Background: Research and quality improvement programs may differentially reach some population groups and not others, thereby worsening health disparities. RE-AIM is a well-established implementation science framework used to evaluate the impact of interventions across five domains: Reach, Effectiveness, Adoption, Implementation, and Maintenance. This study aimed to summarize past applications of RE-AIM to evaluate for disparities in research, particularly among children and National Institutes of Health (NIH)-defined health disparity populations.

Methods: We conducted a systematic scoping review, following the PRISMA Extension for Scoping Reviews. We searched PubMed to identify articles that used the RE-AIM framework to evaluate health disparities, excluding Non-English articles, review articles, articles that did not apply the RE-AIM framework, and those that did not evaluate health disparities. We also conducted a citation review of all included studies and relevant protocols and review articles. We extracted data from each eligible article to determine: (i) which RE-AIM domains were evaluated, and (ii) which population characteristics were assessed for differences in intervention uptake. Studies were grouped based on the inclusion of children < 18 years of age as well as NIH-defined populations that experience health disparities: sex/gender minorities, race/ethnicity minorities, low socioeconomic status, and those in underserved rural communities. This research was completed before the addition those with disabilities, a fifth NIH-defined population.

Results: Of 25 eligible studies (Table 2), all evaluated intervention Reach (100%), 9 evaluated Effectiveness (36%), 8 evaluated Adoption (32%), 7 evaluated Implementation (28%), and 2 evaluated Maintenance (8%, Table 1). While the majority of the eligible studies (18, 72%) evaluated for disparities in >1 RE-AIM domains, only 1 study evaluated all 5 RE-AIM domains. Six studies (24%) included children and 3 of these examined differences in Reach based on age. 23 (92%) studies looked at differences based on sex and/or gender, 20 (80%) analyzed race and/or ethnicity, 17 (68%) assessed socioeconomic status indicators, and 3 (12%) analyzed urban-rural differences. Twenty-five studies (100%) examined differences in other clinical or demographic characteristics.
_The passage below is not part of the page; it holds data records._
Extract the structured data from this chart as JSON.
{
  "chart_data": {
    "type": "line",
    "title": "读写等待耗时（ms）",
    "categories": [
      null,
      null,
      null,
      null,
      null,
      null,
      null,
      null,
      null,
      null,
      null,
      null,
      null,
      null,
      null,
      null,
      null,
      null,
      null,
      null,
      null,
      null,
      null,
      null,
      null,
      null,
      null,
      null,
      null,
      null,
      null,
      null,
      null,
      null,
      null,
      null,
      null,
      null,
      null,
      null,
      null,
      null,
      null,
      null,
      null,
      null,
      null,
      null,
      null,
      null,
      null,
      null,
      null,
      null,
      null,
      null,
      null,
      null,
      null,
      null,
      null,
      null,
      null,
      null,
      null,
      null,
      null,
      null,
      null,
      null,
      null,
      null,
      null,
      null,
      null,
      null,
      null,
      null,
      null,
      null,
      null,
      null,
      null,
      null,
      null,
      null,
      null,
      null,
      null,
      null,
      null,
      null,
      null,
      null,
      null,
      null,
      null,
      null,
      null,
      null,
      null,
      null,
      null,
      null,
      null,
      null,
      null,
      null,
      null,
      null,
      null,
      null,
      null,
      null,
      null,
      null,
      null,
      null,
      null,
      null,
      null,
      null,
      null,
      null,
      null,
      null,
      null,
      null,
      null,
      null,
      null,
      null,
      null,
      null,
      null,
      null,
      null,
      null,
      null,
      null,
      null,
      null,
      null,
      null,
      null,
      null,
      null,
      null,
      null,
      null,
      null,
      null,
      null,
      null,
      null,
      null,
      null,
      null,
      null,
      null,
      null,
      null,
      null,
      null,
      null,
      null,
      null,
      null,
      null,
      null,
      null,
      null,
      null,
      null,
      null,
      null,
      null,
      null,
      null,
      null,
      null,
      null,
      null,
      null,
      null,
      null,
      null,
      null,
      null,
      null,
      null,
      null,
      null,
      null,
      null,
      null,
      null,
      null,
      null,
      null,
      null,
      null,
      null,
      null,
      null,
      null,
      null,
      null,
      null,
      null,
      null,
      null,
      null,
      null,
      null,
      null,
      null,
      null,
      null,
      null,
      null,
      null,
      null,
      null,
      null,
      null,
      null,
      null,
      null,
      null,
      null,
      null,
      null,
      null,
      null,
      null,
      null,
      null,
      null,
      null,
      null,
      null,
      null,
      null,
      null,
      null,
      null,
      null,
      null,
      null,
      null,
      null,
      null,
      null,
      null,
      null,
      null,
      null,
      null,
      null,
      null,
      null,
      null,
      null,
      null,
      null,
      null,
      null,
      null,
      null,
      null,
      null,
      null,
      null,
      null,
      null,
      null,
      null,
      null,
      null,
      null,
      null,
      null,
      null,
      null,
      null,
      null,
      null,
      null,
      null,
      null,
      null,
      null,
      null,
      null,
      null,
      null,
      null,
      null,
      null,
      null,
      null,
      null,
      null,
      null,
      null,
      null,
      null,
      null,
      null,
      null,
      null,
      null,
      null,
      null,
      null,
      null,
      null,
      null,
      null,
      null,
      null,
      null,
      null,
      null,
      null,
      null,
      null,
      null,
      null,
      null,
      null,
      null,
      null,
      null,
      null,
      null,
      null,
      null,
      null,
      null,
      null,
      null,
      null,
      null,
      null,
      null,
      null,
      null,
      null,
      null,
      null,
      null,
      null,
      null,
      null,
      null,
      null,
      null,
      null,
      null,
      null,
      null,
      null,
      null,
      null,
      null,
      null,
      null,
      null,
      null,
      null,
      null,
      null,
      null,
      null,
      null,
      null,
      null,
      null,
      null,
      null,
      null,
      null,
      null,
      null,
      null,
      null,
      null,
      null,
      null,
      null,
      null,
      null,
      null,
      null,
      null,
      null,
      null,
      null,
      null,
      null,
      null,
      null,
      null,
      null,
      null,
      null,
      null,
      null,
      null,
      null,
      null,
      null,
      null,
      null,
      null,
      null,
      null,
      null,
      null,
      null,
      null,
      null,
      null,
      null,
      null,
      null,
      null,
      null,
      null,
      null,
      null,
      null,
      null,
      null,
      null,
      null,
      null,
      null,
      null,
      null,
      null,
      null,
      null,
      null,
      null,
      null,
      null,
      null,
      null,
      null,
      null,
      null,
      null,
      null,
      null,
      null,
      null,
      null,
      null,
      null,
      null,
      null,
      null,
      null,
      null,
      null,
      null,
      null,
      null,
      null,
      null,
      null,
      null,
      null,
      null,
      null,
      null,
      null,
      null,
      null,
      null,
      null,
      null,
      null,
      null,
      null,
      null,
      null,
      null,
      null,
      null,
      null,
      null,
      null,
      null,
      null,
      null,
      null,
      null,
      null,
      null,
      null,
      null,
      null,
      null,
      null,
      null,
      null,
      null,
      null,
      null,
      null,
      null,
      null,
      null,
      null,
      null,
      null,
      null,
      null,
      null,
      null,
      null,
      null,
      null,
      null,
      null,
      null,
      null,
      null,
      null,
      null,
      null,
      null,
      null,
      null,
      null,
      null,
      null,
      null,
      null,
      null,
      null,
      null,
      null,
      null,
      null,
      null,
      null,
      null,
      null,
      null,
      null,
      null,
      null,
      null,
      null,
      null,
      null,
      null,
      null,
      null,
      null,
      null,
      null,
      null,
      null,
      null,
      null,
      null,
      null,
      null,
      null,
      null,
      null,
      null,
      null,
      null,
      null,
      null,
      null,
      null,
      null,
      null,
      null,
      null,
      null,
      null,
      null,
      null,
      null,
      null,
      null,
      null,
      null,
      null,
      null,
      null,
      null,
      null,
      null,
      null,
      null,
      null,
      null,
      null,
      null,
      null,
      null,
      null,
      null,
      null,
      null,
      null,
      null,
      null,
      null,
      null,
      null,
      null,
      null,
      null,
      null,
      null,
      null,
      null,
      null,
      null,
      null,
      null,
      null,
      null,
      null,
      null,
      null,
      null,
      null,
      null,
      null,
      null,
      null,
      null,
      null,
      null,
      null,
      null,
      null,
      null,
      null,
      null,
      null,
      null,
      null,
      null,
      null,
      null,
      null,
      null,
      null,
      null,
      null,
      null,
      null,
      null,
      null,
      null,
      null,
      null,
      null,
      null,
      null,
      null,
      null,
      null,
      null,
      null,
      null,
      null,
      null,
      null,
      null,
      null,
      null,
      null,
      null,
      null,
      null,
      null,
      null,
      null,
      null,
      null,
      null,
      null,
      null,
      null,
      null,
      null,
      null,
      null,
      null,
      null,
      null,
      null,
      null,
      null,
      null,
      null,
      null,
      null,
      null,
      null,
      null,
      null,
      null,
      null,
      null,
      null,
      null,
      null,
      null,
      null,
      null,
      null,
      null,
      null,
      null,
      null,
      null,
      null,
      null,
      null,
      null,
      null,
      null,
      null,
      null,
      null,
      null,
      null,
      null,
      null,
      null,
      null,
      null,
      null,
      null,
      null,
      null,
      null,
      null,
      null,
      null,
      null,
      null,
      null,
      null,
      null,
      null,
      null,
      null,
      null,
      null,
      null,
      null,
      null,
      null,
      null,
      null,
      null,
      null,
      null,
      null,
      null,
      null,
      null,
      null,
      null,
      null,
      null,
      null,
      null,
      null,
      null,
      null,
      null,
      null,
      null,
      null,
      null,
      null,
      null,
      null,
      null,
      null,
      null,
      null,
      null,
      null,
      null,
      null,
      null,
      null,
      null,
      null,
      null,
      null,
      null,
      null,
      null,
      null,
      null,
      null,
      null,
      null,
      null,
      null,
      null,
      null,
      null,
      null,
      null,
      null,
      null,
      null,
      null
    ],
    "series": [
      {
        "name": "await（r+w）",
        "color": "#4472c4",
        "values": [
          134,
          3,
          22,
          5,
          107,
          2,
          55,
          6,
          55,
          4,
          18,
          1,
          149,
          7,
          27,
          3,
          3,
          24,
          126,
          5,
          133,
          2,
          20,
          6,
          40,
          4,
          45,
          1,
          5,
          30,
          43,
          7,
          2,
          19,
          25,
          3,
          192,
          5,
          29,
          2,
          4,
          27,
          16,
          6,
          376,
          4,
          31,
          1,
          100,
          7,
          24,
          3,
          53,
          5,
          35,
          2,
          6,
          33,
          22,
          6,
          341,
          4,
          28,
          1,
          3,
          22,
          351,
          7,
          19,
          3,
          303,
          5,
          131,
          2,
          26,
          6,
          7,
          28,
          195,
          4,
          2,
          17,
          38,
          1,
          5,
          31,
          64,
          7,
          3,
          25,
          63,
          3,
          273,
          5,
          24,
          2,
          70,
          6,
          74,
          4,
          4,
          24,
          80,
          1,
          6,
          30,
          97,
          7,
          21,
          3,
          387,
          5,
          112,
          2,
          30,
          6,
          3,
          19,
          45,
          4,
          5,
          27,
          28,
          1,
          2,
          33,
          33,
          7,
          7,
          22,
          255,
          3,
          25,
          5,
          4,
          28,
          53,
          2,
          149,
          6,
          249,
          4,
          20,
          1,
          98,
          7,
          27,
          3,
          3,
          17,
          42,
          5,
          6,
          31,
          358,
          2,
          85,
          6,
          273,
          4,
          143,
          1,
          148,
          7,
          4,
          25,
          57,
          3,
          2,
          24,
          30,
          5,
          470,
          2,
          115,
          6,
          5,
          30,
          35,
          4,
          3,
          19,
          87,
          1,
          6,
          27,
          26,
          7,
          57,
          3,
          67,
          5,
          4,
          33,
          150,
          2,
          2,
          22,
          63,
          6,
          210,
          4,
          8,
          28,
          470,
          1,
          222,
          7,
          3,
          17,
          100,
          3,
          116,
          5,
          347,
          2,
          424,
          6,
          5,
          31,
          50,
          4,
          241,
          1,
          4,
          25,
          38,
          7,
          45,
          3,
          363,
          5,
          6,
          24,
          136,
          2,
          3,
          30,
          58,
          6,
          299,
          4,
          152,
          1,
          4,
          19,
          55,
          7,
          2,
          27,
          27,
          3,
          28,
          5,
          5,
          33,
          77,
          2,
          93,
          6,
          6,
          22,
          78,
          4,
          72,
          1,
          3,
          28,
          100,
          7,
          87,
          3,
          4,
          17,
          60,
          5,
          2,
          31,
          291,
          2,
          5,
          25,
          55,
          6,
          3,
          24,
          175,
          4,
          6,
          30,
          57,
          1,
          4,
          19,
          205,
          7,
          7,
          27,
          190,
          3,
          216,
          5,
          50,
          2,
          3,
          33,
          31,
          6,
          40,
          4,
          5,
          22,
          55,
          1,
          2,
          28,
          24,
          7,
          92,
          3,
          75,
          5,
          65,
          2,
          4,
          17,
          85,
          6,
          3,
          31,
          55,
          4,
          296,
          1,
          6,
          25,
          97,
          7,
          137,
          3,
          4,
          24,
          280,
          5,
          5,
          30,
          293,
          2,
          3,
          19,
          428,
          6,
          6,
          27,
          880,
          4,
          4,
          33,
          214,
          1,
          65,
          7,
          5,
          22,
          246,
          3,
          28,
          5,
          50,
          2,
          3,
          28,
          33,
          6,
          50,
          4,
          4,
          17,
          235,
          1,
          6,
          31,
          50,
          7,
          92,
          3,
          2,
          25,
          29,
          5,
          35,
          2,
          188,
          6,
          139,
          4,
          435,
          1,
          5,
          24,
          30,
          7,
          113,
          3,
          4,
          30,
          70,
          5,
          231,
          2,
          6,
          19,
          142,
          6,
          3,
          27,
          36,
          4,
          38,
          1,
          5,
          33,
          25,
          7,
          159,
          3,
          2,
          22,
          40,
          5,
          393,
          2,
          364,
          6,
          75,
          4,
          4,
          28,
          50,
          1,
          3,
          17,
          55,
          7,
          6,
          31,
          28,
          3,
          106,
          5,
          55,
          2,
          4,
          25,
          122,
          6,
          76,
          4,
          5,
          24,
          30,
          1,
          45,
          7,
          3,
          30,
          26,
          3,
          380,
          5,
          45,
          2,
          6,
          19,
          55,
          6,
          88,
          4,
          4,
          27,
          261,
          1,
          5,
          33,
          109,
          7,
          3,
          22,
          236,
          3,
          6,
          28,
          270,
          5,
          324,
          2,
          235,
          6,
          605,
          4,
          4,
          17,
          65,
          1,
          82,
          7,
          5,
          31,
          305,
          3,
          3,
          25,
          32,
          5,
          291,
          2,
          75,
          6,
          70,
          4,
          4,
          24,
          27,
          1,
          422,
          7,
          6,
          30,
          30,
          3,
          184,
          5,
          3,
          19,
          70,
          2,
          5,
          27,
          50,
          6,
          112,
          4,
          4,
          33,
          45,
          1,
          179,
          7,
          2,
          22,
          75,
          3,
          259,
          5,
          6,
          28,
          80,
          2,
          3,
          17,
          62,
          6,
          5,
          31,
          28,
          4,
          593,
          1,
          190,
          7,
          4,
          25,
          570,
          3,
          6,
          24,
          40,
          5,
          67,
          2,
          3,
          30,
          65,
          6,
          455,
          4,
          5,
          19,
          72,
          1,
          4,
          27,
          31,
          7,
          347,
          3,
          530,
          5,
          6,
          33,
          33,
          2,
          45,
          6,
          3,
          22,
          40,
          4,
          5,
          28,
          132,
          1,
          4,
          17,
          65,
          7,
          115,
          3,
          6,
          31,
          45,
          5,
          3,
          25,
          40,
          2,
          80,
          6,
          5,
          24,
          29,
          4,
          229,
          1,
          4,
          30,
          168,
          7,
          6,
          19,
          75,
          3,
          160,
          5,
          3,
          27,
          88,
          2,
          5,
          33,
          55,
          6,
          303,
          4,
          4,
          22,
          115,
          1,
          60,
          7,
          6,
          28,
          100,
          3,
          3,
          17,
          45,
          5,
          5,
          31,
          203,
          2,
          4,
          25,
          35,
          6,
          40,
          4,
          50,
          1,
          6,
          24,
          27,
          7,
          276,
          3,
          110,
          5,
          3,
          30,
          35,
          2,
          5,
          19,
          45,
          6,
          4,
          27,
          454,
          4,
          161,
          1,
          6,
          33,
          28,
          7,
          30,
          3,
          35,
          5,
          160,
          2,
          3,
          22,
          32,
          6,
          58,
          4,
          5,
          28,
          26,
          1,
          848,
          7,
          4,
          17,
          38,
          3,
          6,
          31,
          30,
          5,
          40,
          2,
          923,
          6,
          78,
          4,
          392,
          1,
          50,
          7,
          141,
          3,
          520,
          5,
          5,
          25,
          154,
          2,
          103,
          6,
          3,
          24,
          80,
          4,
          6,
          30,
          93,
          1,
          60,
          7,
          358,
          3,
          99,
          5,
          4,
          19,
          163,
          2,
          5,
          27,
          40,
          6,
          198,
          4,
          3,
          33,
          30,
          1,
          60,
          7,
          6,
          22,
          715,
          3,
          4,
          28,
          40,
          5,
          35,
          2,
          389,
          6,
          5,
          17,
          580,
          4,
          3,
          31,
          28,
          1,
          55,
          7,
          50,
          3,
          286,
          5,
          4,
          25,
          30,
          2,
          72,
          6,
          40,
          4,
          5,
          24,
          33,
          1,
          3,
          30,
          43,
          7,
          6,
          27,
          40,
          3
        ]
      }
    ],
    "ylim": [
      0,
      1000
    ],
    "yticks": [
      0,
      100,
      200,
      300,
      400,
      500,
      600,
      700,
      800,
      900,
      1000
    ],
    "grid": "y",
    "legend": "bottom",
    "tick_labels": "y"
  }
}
Conclusions: The RE-AIM framework provides an opportunity to evaluate disparities in research and quality improvement initiatives. In studies conducted to date, the domains of Effectiveness, Adoption, Implementation, and Maintenance are under-represented compared to Reach, suggesting that the RE-AIM framework is not being used to its full potential. Additional pediatric-focused research applying this framework to examine disparities in intervention delivery is needed to prevent generalization of adult-focused interventions to children. Overall, this application of RE-AIM may serve to improve health equity in research and quality improvement.

IMAGE 1: Table 1: Summary of RE-AIM domains and study population characteristics assessing disparities in intervention uptake. *Socioeconomic status indicators included income level, education level, and health insurance status **Other includes clinical characteristics (e.g. BMI, HgA1C, blood pressure), and other demographic characteristics (e.g., marital status)

IMAGE 2: Table 2: Summary of studies included in scoping review.